Plusieurs catégories d’investissements coexistent en fonction du niveau de risque et de la potentielle plus-value : du « CORE » (des immeubles neufs dans des quartiers d’affaires) au « OPPORTUNISTIC » (des bureaux vides en seconde couronne).

Montrer que l’on achète cher pour espérer recevoir davantage de propositions d’offres est une stratégie qui se veut courante.

L’ORIE (observatoire régional de l’immobilier d’entreprise) lance en 2024 un groupe de travail « Que faire des millions de m² de bureaux vacants en Ile de France ? ». La proposition de la réversibilité des bâtiments pour en faire des logements apparait séduisante. La taxation des bureaux vides et l’assouplissement des règles sont des pistes aussi pour aller vers cette flexibilité des usages. Mais il y a toujours le spectre du virage dans l’autre sens avec une « industrialisation » de la transformation qui pourrait amener à la surproduction de « résidences services ».

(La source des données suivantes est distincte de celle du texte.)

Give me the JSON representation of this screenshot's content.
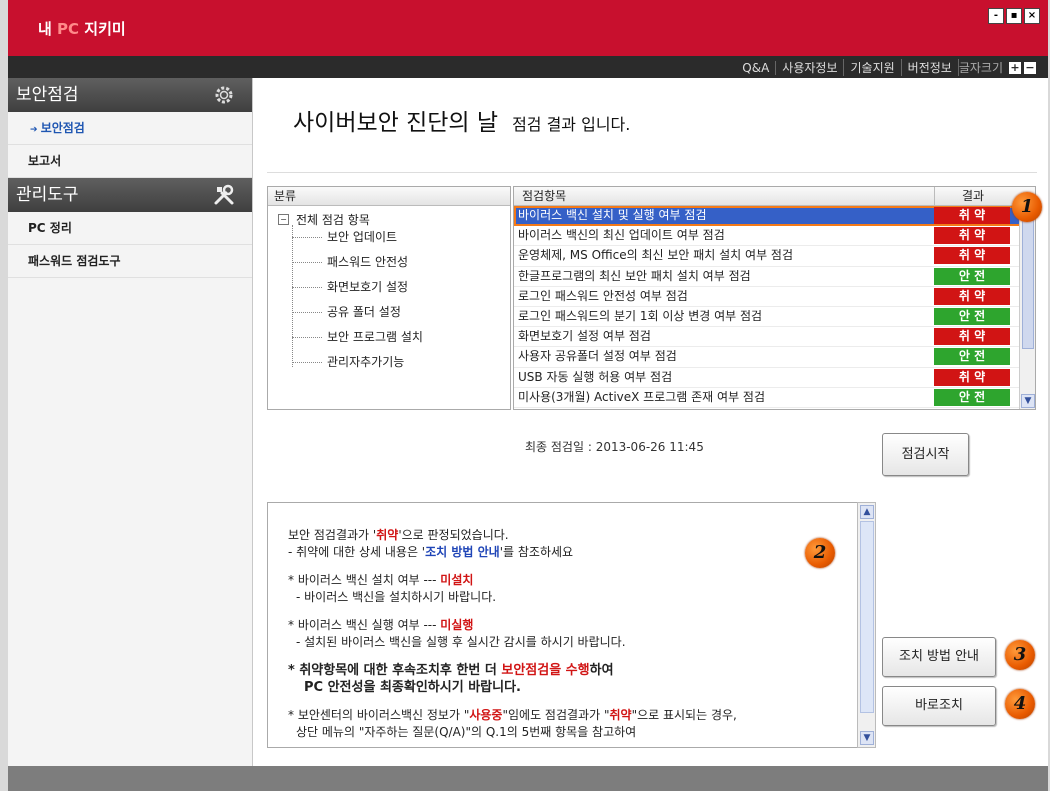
{
  "app": {
    "title_prefix": "내 ",
    "title_pc": "PC",
    "title_suffix": " 지키미",
    "window_buttons": [
      "-",
      "▪",
      "×"
    ]
  },
  "menu": {
    "items": [
      "Q&A",
      "사용자정보",
      "기술지원",
      "버전정보"
    ],
    "font_size_label": "글자크기",
    "font_plus": "+",
    "font_minus": "−"
  },
  "sidebar": {
    "section1": "보안점검",
    "section1_icon": "gear-icon",
    "items1": [
      "보안점검",
      "보고서"
    ],
    "section2": "관리도구",
    "section2_icon": "tools-icon",
    "items2": [
      "PC 정리",
      "패스워드 점검도구"
    ]
  },
  "main": {
    "title": "사이버보안 진단의 날",
    "subtitle": "점검 결과 입니다."
  },
  "tree": {
    "header": "분류",
    "root": "전체 점검 항목",
    "children": [
      "보안 업데이트",
      "패스워드 안전성",
      "화면보호기 설정",
      "공유 폴더 설정",
      "보안 프로그램 설치",
      "관리자추가기능"
    ]
  },
  "grid": {
    "header_item": "점검항목",
    "header_result": "결과",
    "rows": [
      {
        "name": "바이러스 백신 설치 및 실행 여부 점검",
        "result": "취 약",
        "status": "bad"
      },
      {
        "name": "바이러스 백신의 최신 업데이트 여부 점검",
        "result": "취 약",
        "status": "bad"
      },
      {
        "name": "운영체제, MS Office의 최신 보안 패치 설치 여부 점검",
        "result": "취 약",
        "status": "bad"
      },
      {
        "name": "한글프로그램의 최신 보안 패치 설치 여부 점검",
        "result": "안 전",
        "status": "good"
      },
      {
        "name": "로그인 패스워드 안전성 여부 점검",
        "result": "취 약",
        "status": "bad"
      },
      {
        "name": "로그인 패스워드의 분기 1회 이상 변경 여부 점검",
        "result": "안 전",
        "status": "good"
      },
      {
        "name": "화면보호기 설정 여부 점검",
        "result": "취 약",
        "status": "bad"
      },
      {
        "name": "사용자 공유폴더 설정 여부 점검",
        "result": "안 전",
        "status": "good"
      },
      {
        "name": "USB 자동 실행 허용 여부 점검",
        "result": "취 약",
        "status": "bad"
      },
      {
        "name": "미사용(3개월) ActiveX 프로그램 존재 여부 점검",
        "result": "안 전",
        "status": "good"
      }
    ]
  },
  "last_check": {
    "label": "최종 점검일 : ",
    "value": "2013-06-26 11:45"
  },
  "buttons": {
    "start": "점검시작",
    "guide": "조치 방법 안내",
    "fix": "바로조치"
  },
  "message": {
    "l1a": "보안 점검결과가 '",
    "l1b": "취약",
    "l1c": "'으로 판정되었습니다.",
    "l2a": "- 취약에 대한 상세 내용은 '",
    "l2b": "조치 방법 안내",
    "l2c": "'를 참조하세요",
    "l3a": "* 바이러스 백신 설치 여부 --- ",
    "l3b": "미설치",
    "l4": "- 바이러스 백신을 설치하시기 바랍니다.",
    "l5a": "* 바이러스 백신 실행 여부 --- ",
    "l5b": "미실행",
    "l6": "- 설치된 바이러스 백신을 실행 후 실시간 감시를 하시기 바랍니다.",
    "l7a": "* 취약항목에 대한 후속조치후 한번 더 ",
    "l7b": "보안점검을 수행",
    "l7c": "하여",
    "l8": "PC 안전성을 최종확인하시기 바랍니다.",
    "l9a": "* 보안센터의 바이러스백신 정보가 \"",
    "l9b": "사용중",
    "l9c": "\"임에도 점검결과가 \"",
    "l9d": "취약",
    "l9e": "\"으로 표시되는 경우,",
    "l10": "상단 메뉴의 \"자주하는 질문(Q/A)\"의 Q.1의 5번째 항목을 참고하여"
  },
  "markers": [
    "1",
    "2",
    "3",
    "4"
  ],
  "colors": {
    "brand_red": "#c8102e",
    "danger": "#d11414",
    "safe": "#2ea52e",
    "selection": "#3560c7",
    "marker_orange": "#e85a00"
  }
}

La conclusion tourne autour de l’idée que l’action des acteurs du secteur se fait par lobbying direct ou de façon plus détournée (intégrer l’ORIE, les formations universitaires…) pour ainsi arriver à leurs fins. Les bulles immobilières, de ce fait, sont inévitables. Qui gagne au final ? Les gérants de ces fonds d’investissement et leurs intermédiaires. Le système d’un salaire fixe avec bonus sans jamais de malus aide aussi à perpétuer le jeu. Les investisseurs institutionnels et les riches ménages y trouvent leur compte aussi. Mais les perdants sont les locataires moins fortunés qui voient d’ailleurs les coûts augmenter. Le coût écologique et social est également considérable.

Agir peut se faire dans le cadre des GPII (Grands projets inutiles et imposés) et dans le cadre d’une production de contre-expertise. Mais ce n’est pas simple ! Se réapproprier le vide urbain se fera en faisant appliquer les lois sur les réquisitions de logements. L’urbanisme transitoire est une dernière piste qui a des visées sociales et écologiques. Taxer les multipropriétaires, amener des malus sont aussi des pistes.

Une solide étude de la part de l’auteure qui, comme indiqué en annexe méthodologique, a su « inverser la logique » en se faisant recruter un temps comme stagiaire dans un cabinet de conseil immobilier. Le statut de doctorante, rarement valorisé, a ici été un atout pour l’image de l’entreprise.